Cape Byron Distillery, NSW

This NSW distiller makes gin and whisky surrounded by regenerated rainforest, macadamia trees and a koala sanctuary.

“Sustainability is in our roots,” says Eddie Brook, co-founder of Cape Byron Distillery, a whisky and gin operation he runs from his family’s 40-hectare idyll in NSW’s Byron hinterland.

Eddie Brook

He’s not being glib (although it’s not bad as a tagline for the gin he creates using native botanicals foraged from the scrub). “Mum and Dad were dormant hippies,” he says. “When they bought the property in 1988, it was desolate from decades of dairy farming.” After getting involved in the local Landcare movement, Pam and Martin Brook set about planting 4500 macadamia trees and some 35,000 rainforest plants. “The education I got growing up here was all about being a caretaker of the land first and foremost,” says Eddie.

These days, the property is an established sub-tropical rainforest and koala-breeding sanctuary, teeming with echidnas, wallabies and 24 native bird species. Black soldier flies are used to consume organic waste, diverting it from landfill, and a soon-to-commence solar project will see the farm operate off-grid for its electricity needs. The outfit’s closed-loop distillation process mixes whisky wash and botanicals with mulch to create a nutrient-dense soil conditioner, which in turn fertilises the Davidson plum orchard. “Those plums are then used in our Brookie’s Slow Gin,” says Eddie.

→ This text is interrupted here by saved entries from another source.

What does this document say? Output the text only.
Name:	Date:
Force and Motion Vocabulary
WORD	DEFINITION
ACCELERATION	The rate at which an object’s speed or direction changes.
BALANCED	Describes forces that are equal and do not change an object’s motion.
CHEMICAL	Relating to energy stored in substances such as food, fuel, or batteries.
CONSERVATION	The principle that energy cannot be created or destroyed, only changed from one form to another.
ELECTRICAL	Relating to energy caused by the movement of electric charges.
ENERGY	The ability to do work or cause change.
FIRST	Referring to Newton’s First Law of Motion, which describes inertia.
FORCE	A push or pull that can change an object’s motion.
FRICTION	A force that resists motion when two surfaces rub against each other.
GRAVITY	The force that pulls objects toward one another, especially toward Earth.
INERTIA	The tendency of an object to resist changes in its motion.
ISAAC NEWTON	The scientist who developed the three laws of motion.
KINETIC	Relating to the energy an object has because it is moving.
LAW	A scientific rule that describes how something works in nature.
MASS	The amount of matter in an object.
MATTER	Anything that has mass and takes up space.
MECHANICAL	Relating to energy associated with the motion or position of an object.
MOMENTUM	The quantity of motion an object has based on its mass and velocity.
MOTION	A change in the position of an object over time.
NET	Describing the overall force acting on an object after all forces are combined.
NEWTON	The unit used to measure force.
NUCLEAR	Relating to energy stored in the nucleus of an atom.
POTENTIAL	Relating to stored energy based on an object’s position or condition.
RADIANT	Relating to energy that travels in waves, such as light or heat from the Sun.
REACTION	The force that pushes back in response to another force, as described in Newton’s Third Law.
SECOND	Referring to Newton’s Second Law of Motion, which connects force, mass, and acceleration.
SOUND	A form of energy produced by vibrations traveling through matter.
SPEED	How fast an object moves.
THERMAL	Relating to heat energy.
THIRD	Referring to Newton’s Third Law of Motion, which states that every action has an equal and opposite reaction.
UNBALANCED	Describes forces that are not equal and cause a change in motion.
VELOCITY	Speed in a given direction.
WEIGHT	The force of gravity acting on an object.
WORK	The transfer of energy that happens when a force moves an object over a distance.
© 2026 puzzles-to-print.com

It’s this full-circle approach to sustainable business that last year landed Cape Byron a coveted B-Corp certification – something only two distillers in the country have achieved. Now though, says Eddie, advocacy has become the mission. “Our major goal is to show people that regeneration doesn’t take a lifetime. We have these giant blue fig pioneer trees that look like they’ve been here for hundreds of years. I stand next to one and it’s only as old as I am. We’re proof that we can drastically change the environment in just 30-odd years. When people realise that, something clicks.”